Facing Baldness Head-On

September is Alopecia Awareness Month. If you would like to donate to NAAF or read more about Deirdre’s journey with alopecia areata, please visit support.naaf.org/deirdrenero. Photo credit: Maksimilian Dikarev

I found the first bald patch on my head 19 years ago, while blow-drying my long, thick hair. Little did I know the significant impact alopecia areata would have on my life. I am now 40 years old and have been living with this autoimmune disease for nearly half my life. 

My immune system attacks my hair follicles, making my hair fall out. My condition has evolved, going from bald patches to total loss of scalp hair to the most severe form of the disease – total loss of all body hair, including my eyebrows and eyelashes. At times, my hair has started to grow back in random fashion, only to fall out again. This is a perfect example of the unpredictable course of this disease, which can cause significant emotional distress. Looking in the mirror and being startled by your own unrecognizable reflection is a painful experience that I would not wish on my worst enemy.

This disease has changed my life, my mind and my heart. It made me vulnerable, battered my self-esteem and heightened my insecurities. But at the same time, it has made me a stronger, more compassionate person. As a woman, lawyer and business owner, I strive to present a confident image to the outside world. I spent many years in fear of being discovered as a bald woman and viewed as sick, bizarre or ugly.

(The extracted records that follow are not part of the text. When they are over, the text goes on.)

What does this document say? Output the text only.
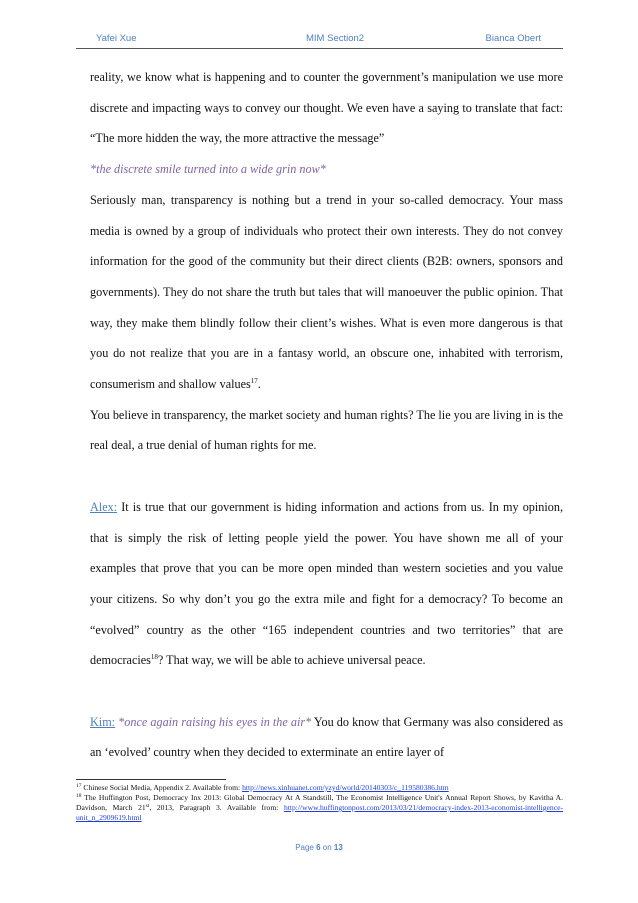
Yafei Xue	MIM Section2	Bianca Obert

reality, we know what is happening and to counter the government’s manipulation we use more discrete and impacting ways to convey our thought. We even have a saying to translate that fact: “The more hidden the way, the more attractive the message”

*the discrete smile turned into a wide grin now*

Seriously man, transparency is nothing but a trend in your so-called democracy. Your mass media is owned by a group of individuals who protect their own interests. They do not convey information for the good of the community but their direct clients (B2B: owners, sponsors and governments). They do not share the truth but tales that will manoeuver the public opinion. That way, they make them blindly follow their client’s wishes. What is even more dangerous is that you do not realize that you are in a fantasy world, an obscure one, inhabited with terrorism, consumerism and shallow values$^{17}$.

You believe in transparency, the market society and human rights? The lie you are living in is the real deal, a true denial of human rights for me.

Alex: It is true that our government is hiding information and actions from us. In my opinion, that is simply the risk of letting people yield the power. You have shown me all of your examples that prove that you can be more open minded than western societies and you value your citizens. So why don’t you go the extra mile and fight for a democracy? To become an “evolved” country as the other “165 independent countries and two territories” that are democracies$^{18}$? That way, we will be able to achieve universal peace.

Kim: *once again raising his eyes in the air* You do know that Germany was also considered as an ‘evolved’ country when they decided to exterminate an entire layer of

$^{17}$ Chinese Social Media, Appendix 2. Available from: http://news.xinhuanet.com/yzyd/world/20140303/c_119580386.htm
$^{18}$ The Huffington Post, Democracy Inx 2013: Global Democracy At A Standstill, The Economist Intelligence Unit's Annual Report Shows, by Kavitha A. Davidson, March 21st, 2013, Paragraph 3. Available from: http://www.huffingtonpost.com/2013/03/21/democracy-index-2013-economist-intelligence-unit_n_2909619.html
Page 6 on 13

One of the best things I did was to stop hiding my condition. Showing my authentic self to people and being vulnerable is an incredible show of strength. 

There is little known about the causes, treatments or cure for this disease, which only adds to the pain. There is not a day that goes by that I do not want to cry when I look in the mirror. I often worry about how a client, colleague, friend or love interest sees me. Many people say “it is only hair” or “at least it’s not cancer.” These comments, while often well-intentioned, are insensitive and usually make me feel worse.

Additional funding for research will help improve the lives of the millions of people in the U.S. living with alopecia areata. Few have heard of the disease, so awareness and advocacy efforts also are so important. This is why I recently joined the Board of Directors of the National Alopecia Areata Foundation (NAAF) and serve as it’s Secretary. I also serve as a Legislative Liaison. From our work, a bill was introduced in the U.S. Congress to require insurance companies to cover cranial prosthetics. We were also successful in getting the FDA to select alopecia areata as one of the few diseases to have a Patient-Focused Drug Development Initiative in 2017.  

Advocating for patients has helped me feel empowered. I am proud to serve as a role model and support system for others living with alopecia areata. Doing something positive with the hand I have been dealt has helped me cope with my disease and reclaim my self-confidence so I can face the world head-on. 

Deirdre D. Nero, Esq., is founder of the immigration and nationality law practice NERO Immigration Law, P.L. She is rated AV Preeminent byMartindale Hubbell, the highest possible peer ranking for professional excellence. Ms. Nero received her law degree from the University of Miami, graduating cum laude.